A library in jail cuts both ways though. In some penal colonies the way to punish political prisoners is not to allow them access, so they have to risk further punishment by borrowing books from fellow inmates.
Today, 21 May, is the International Day of Solidarity with Political Prisoners in Belarus. We’re thinking of all the 1,000-plus prisoners wrongfully detained and we’re especially thinking of our colleague Andrei Aliaksandraŭ. We don’t know exactly what his daily life is like – we haven’t been able to directly contact him in years – but we do hope that erudite and curious Andrei will not be one of the unlucky ones forbidden the solace of reading.
By January this year, Andrei had spent five of his birthdays in prison. A journalist by training, who once worked for Index in our London office and later became a regular contributor from Belarus, Andrei was sentenced to 14 years on a charge of high treason several years ago. To mark the grim anniversary and to keep his case in the spotlight, we wrote this about him.

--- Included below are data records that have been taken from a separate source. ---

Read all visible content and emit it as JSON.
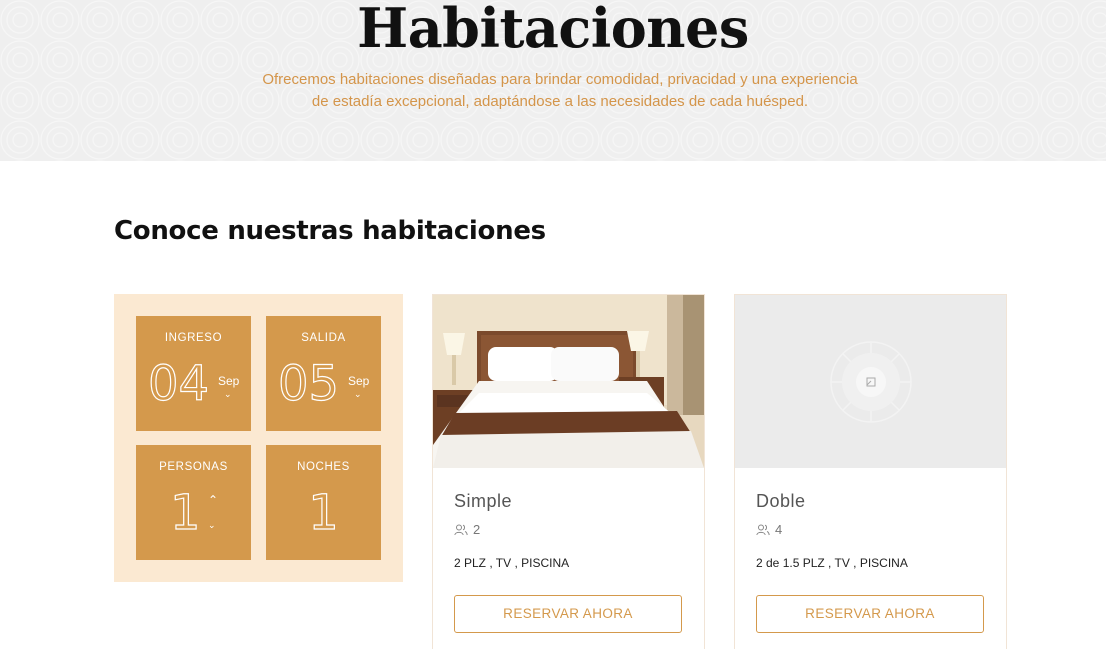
{
  "hero": {
    "title": "Habitaciones",
    "subtitle_line1": "Ofrecemos habitaciones diseñadas para brindar comodidad, privacidad y una experiencia",
    "subtitle_line2": "de estadía excepcional, adaptándose a las necesidades de cada huésped."
  },
  "section": {
    "title": "Conoce nuestras habitaciones"
  },
  "booking": {
    "checkin": {
      "label": "INGRESO",
      "day": "04",
      "month": "Sep"
    },
    "checkout": {
      "label": "SALIDA",
      "day": "05",
      "month": "Sep"
    },
    "guests": {
      "label": "PERSONAS",
      "value": "1"
    },
    "nights": {
      "label": "NOCHES",
      "value": "1"
    }
  },
  "rooms": [
    {
      "name": "Simple",
      "guests": "2",
      "amenities": "2 PLZ , TV , PISCINA",
      "button": "RESERVAR AHORA",
      "image": "hotel-bedroom-photo"
    },
    {
      "name": "Doble",
      "guests": "4",
      "amenities": "2 de 1.5 PLZ , TV , PISCINA",
      "button": "RESERVAR AHORA",
      "image": "image-placeholder-icon"
    }
  ],
  "colors": {
    "accent": "#d4994c",
    "accent_text": "#d4954a",
    "widget_bg": "#fbe9d2"
  }
}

We feel we have failed Andrei. Others have been released ahead of their full sentence. Andrei has not. That’s not through lack of trying. While our dreams to have his name flash up in his favourite Liverpool FC stadium have yet to materialise, we’ve managed to get Margaret Atwood, Nadya from Pussy Riot, Index chair Sir Trevor Phillips and Sonic Youth’s Thurston Moore to read lines from a poem he wrote from prison. We’ve sent letters to him and to politicians. We’ve published a letter of his too, written on the day of his trial. If anything gives a sense of his character – kind, generous, optimistic – it is this.
But still, he is in prison. For doing nothing. No, for doing something heroic – helping protesters following the fraudulent election back in 2020.
That’s not to say what we’ve done has been in vain. For Andrei and his family, there has been comfort in knowing he has not been forgotten, and comfort in the knowledge that one day he will walk free. We hope that day comes soon.